5691. De heer Ruys van Beerenbroek: Bij de firma P. Regout zijn wij te zamen geweest en daar is zoo iets niet, evenals wij in meerdere fabrieken zijn geweest, maar nergens hebben wij zoo iets gevonden; er zou dan toch eene vaste vrouw met het toezicht moeten belast zijn; het zou eene bepaalde crêche moeten wezen.
A. Neen, ik heb er ook niets van gezien.
5692. V. Is u er iets van bekend dat, zooals in dat rapport staat, op sommige fabrieken de kinderen examens moeten doen?
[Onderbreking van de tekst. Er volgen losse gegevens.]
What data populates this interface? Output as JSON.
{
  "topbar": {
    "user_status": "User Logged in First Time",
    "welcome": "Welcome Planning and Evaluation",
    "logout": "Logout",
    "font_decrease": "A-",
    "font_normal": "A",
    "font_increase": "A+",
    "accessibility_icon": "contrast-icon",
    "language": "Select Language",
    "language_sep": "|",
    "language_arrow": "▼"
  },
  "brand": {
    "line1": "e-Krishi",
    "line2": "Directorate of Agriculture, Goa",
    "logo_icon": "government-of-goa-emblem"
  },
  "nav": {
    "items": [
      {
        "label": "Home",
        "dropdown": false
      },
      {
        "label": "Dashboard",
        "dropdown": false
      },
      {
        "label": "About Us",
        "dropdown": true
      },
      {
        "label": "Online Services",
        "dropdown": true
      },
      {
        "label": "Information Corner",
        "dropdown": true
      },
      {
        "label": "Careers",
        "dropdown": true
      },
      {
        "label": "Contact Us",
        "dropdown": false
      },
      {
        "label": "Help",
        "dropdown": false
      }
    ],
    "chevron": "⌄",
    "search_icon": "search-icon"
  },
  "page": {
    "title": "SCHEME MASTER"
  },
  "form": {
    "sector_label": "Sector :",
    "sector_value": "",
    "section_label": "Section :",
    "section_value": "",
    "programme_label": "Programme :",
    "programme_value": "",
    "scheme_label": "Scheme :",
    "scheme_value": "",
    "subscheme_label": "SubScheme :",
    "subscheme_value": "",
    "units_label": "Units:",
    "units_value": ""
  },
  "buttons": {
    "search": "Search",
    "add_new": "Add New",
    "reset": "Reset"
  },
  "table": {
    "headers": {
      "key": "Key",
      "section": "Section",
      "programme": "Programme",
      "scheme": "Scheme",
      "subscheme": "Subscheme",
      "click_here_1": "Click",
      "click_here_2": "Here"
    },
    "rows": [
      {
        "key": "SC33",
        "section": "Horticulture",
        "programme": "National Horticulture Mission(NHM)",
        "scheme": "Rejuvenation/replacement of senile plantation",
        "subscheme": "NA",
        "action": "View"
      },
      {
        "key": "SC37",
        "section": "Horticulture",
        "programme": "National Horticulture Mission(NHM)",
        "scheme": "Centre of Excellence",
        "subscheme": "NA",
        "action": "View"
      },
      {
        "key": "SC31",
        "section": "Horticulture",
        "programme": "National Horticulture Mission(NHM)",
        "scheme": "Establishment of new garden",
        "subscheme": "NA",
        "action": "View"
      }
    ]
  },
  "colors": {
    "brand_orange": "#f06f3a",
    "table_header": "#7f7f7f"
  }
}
Een fabriek is ons bekend, namelijk de papierfabriek?
A. Neen, van andere is mij niets bekend.
5693. V. Weet gij dan ook of zeer vele kinderen, die aan dat lichte examen deelnemen, daaraan niet kunnen voldoen?
A. Dat weet ik niet uit persoonlijke ondervinding.
5694. V. Dan zult gij evenmin weten of de kinderen al naar gelang zij van bijzondere dan wel van openbare scholen komen, beter of minder goed voldoen?
A. Dat is ons medegedeeld.
5695. V. Dit weet ge dus niet uit eigen ervaring maar slechts van hooren zeggen?
A. De getuigenis daaromtrent is afgelegd door den heer Lhoest, maar niet aan mij.
5696. V. Dat zou dan ook de eenige zijn die er iets van kon weten, want dat is de eenige fabriek waar zulk een examen gehouden wordt. - Dat rapport is dus samengesteld uit bijeengebrachte informatiën?
A. Ja, misschien staat er wel wat in dat onjuist is, maar de juistheid van alle feiten in het rapport vermeld konden wij persoonlijk moeilijk nagaan.
5697. De Voorzitter: Hebt gij ons verder niets meer mede te deelen?
A. Neen, Mijnheer de Voorzitter.
5698. V. Dan danken wij u voor de vele moeite, die gij u in de laatste weken voor ons gegeven hebt en tevens voor de heden gedane mededeelingen.